Spinal cord treatment using stem cells

After a small-scale clinical trial, a promising stem-cell treatment for spinal cord injuries is now available in Japan

To mark the occasion of a new stem-cell therapy to treat spinal cord injuries becoming available in Japan, a special meeting of the Japan Association for Mesenchymal Stem Cell Therapy was held in Sapporo, Japan, on 25 May 2019. 

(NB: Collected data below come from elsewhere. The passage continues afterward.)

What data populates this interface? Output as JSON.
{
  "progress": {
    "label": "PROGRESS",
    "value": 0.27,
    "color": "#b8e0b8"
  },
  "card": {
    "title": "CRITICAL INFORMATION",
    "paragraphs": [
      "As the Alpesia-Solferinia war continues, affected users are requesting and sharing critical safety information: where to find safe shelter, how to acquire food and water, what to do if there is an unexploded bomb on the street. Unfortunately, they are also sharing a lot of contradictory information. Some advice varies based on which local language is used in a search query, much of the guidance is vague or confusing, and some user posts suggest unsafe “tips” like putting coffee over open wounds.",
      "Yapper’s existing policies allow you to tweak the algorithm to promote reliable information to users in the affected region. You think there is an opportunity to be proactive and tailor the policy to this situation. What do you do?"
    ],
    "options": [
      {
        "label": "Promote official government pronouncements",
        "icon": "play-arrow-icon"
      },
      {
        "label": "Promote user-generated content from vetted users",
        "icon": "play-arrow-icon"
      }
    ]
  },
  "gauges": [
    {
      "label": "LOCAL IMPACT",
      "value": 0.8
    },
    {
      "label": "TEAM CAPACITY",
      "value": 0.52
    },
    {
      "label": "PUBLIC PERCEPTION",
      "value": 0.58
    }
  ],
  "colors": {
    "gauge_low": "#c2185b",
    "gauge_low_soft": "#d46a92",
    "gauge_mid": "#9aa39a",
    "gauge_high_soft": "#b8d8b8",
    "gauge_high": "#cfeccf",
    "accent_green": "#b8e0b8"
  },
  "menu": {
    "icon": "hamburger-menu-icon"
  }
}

Developed by Osamu Honmou of Sapporo Medical University in Hokkaido, and his team, the therapy involves taking stem cells from a patient’s bone marrow, cultivating them outside the body, and then intravenously injecting them back into the patient.

 

This treatment could improve the lives of many people — the World Health Organization estimates that globally between 250,000 and 500,000 people suffer a spinal cord injury each year. Physiotherapy rehabilitation is currently the only treatment avenue for patients with spinal cord injuries, but it is often terribly slow and results in limited improvement. If effective, the new treatment could improve the lives of many people as well as ease the national social and financial cost of spinal cord injury.

 

Honmou’s stem-cell therapy underwent a clinical trial last year, and of the 13 participants, 12 improved one level or more on the five-level American Spinal Injury Association’s Impairment Scale for assessing spinal cord injuries, Honmou explained at the meeting. He also showed a video of the recovery of one of the patients, who went from being confined to bed to being able to walk unaided. The video had been shown a few weeks earlier on national television as part of a documentary by NHK, Japan’s national broadcaster, on Honmou’s treatment.

 

The treatment will continue to be assessed over the next seven years as it is offered to those sustaining injuries. If it is shown to be effective at the end of that period, it will receive final approval from the Pharmaceuticals and Medical Devices Agency, enabling it to be marketed.

 

After Honmou’s presentation, two other talks set the therapy within the context of two ambitious programs. Soichiro Isobe, director of the Compliance and Narcotics Division of the Ministry of Health, Labour and Welfare, spoke about the Japan government’s Sakigake program. The program seeks to fast-track the adoption of promising therapies and bring them to patients as quickly as possible. The spinal cord therapy was approved for incorporation in this program in 2016. As a result, patients can receive the therapy now, which might otherwise have taken several more years to become available. Honmou’s treatment is one of eight therapies that have been accepted for the program to date.

 

Next, Masanori Fukushima, director of the Translational Research Center for Medical Innovation (TRI), described how the center is supporting for a range of regenerative medicine projects. Fukushima explained that Honmou’s therapy was selected as a top priority in 2007 because he recognized that it was a world first.

 

Honmou and his team now intend to find out more about the mechanisms behind the therapy. “We anticipate that we may need to revise our concepts,” Honmou said. Fukushima explained: “This could involve new neurology, and we might need to rewrite the textbooks.”